In general, the large companies and small startups tend to use machine learning. This is could be because that the large companies have the possiblities and the resources to work in machine learning fields. As well as,the startups are looking to use machine learning to further optimize their services.

### 3.2. Data Science Team Size

In [None]:
# Show the answer of "Approximately how many individuals are responsible for data science workloads at your place of business?"
fig, axs = plt.subplots()
cross = pd.crosstab(ML_df['Q21'], ML_df['Q22'], normalize='columns', margins=False)
sns.heatmap(cross, cmap="Blues", annot=True, cbar=False, linewidths=0.5)
axs.set_title('Company Size and Machine Learning')
axs.set_xlabel('Machine Learning Adoption')
axs.set_ylabel('Data Science Team Size')
plt.show()

From the heatmap, we can see that nearly half of the well-established machine learning companies have large data science teams of 20+. We can also see that nearly half of the companies that do not use machine learning do not have a data science team.

### 3.3. Salary

In [None]:
print("The most often salaries in the companies:")
print()
for ansr in q22.index:
    ML_use = ML_df[ML_df['Q22'] == ansr]
    print(ansr,': ' ,ML_use['Q24'].mode()[0])

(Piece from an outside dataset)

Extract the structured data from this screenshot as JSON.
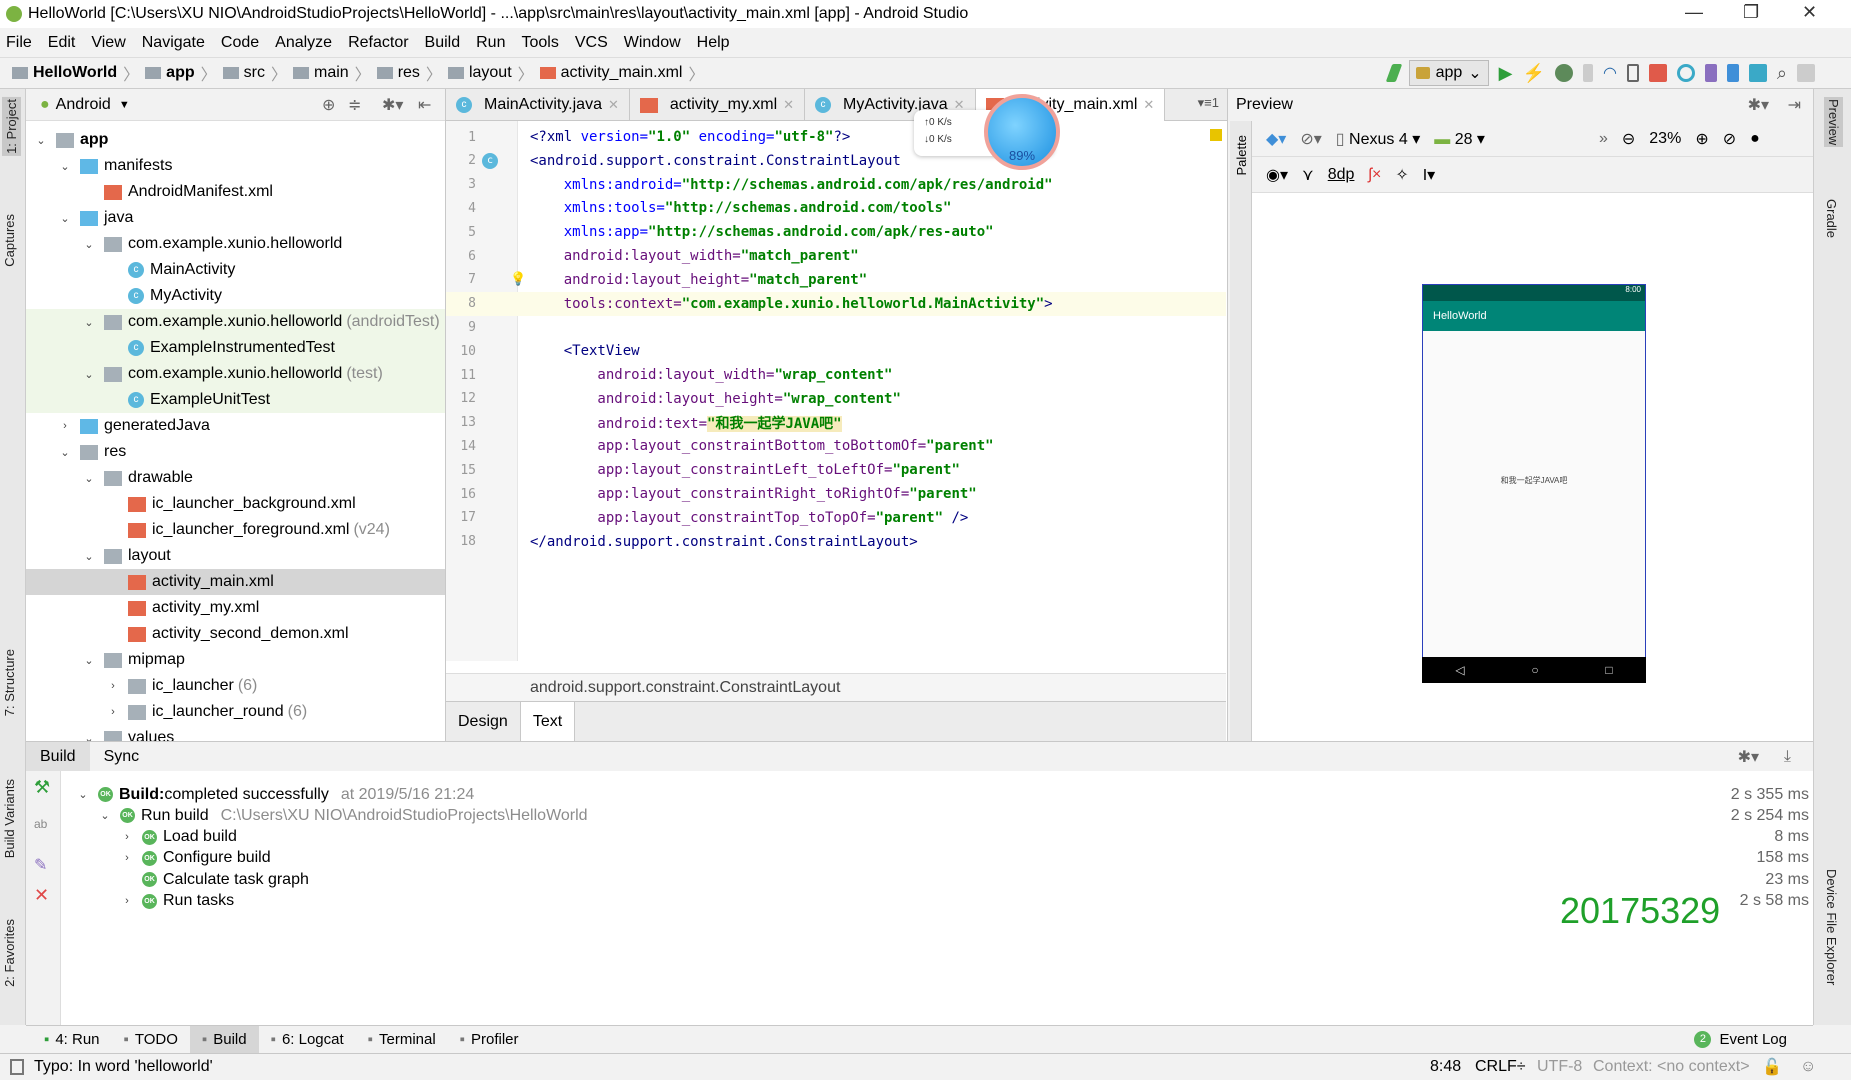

Generally, the well-established machine learning companies pay much more money than the other companies.

## Conclusion
As a summary, This notebook explores the different ways to adopt machine learning in the companies, and the employees experinces. From the analysis, we have seen that the company size, data science team, and employees machine learning experince affect the adopting machine learning in the companies.